New York's Metropolitan Transportation Authority (MTA) announced July 31, 2013 that it has secured $200 million of insurance protection to help "pay for future repairs for damage to its infrastructure, in the event of a storm featuring destructive storm surges similar to those experienced during Superstorm Sandy."
The insurance protection has been funded through the offering of "catastrophe bonds" by MetroCat Re Ltd., a special purpose insurer, MTA said.
The move comes as MTA New York City Transit embarks on extensive work to rehabilitate key tunnel infrastructure flooded last October by Sandy. Damage caused by corrosive brackish water on signals and other equipment caused severe operating disruptions to service after the water was removed and service resumed in November.

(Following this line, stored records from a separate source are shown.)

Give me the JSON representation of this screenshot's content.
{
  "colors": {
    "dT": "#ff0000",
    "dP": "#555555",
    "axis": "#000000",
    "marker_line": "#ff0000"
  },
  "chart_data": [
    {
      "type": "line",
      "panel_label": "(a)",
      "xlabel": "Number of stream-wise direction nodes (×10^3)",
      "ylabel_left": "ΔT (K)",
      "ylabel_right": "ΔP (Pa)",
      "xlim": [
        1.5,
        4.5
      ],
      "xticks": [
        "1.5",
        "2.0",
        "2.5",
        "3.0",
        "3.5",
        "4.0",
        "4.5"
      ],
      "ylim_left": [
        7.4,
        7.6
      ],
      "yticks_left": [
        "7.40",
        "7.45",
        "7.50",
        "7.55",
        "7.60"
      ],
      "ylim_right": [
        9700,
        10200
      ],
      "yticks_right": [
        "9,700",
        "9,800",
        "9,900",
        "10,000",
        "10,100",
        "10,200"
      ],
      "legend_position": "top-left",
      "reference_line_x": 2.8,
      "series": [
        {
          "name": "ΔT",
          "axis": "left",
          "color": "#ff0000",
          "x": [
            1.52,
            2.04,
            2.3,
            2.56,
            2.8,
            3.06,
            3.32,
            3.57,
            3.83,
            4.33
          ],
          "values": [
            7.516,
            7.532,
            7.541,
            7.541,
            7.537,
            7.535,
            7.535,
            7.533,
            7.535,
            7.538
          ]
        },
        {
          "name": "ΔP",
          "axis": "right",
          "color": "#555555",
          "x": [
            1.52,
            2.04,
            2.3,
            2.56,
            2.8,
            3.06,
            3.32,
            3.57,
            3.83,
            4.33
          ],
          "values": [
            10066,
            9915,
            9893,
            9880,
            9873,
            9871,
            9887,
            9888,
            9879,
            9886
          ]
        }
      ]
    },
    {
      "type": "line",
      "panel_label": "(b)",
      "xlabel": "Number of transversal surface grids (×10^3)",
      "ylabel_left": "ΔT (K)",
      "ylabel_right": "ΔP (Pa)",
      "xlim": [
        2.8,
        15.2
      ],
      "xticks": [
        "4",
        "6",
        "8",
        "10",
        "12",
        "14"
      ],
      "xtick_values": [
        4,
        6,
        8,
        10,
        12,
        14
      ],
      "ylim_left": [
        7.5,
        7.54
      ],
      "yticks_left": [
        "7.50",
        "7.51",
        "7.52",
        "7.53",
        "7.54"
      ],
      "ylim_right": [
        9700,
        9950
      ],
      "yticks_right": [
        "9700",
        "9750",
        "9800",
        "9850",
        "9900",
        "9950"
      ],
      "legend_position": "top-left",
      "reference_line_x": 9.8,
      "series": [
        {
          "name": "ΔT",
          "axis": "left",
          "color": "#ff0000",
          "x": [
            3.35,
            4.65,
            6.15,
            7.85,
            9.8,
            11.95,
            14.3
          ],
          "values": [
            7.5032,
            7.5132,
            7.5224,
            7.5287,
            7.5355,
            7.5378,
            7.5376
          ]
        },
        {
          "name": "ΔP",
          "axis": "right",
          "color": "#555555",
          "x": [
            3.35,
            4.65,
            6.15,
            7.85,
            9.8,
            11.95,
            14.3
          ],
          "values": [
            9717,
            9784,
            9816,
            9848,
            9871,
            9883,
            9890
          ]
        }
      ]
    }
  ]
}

MTA said this was the first time it has accessed the capital markets to manage its property damage risks, and it is the first catastrophe bond ever issued to protect solely against storm surge. The MTA's premium cost is well below quotes that MTA received this spring for traditional property coverage, the agency said.
"In the aftermath of Superstorm Sandy, the traditional avenues we use for insurance and reinsurance contracted dramatically, making it exceedingly difficult for the MTA to obtain insurance," said MTA Chairman and CEO Thomas F. Prendergast. "But as a result of this savvy and novel reinsurance arrangement, we are now in a stronger position should our area, God forbid, face another large-scale storm-surge event within the next three years."
The transaction provides protection in case the water level reaches designated heights in the New York City Metropolitan Region during any hurricane, tropical cyclone, or tropical storm through August 5, 2016, an event MTA described as "unlikely," though others both within and outside the rail industry don't automatically concur with such an evaluation.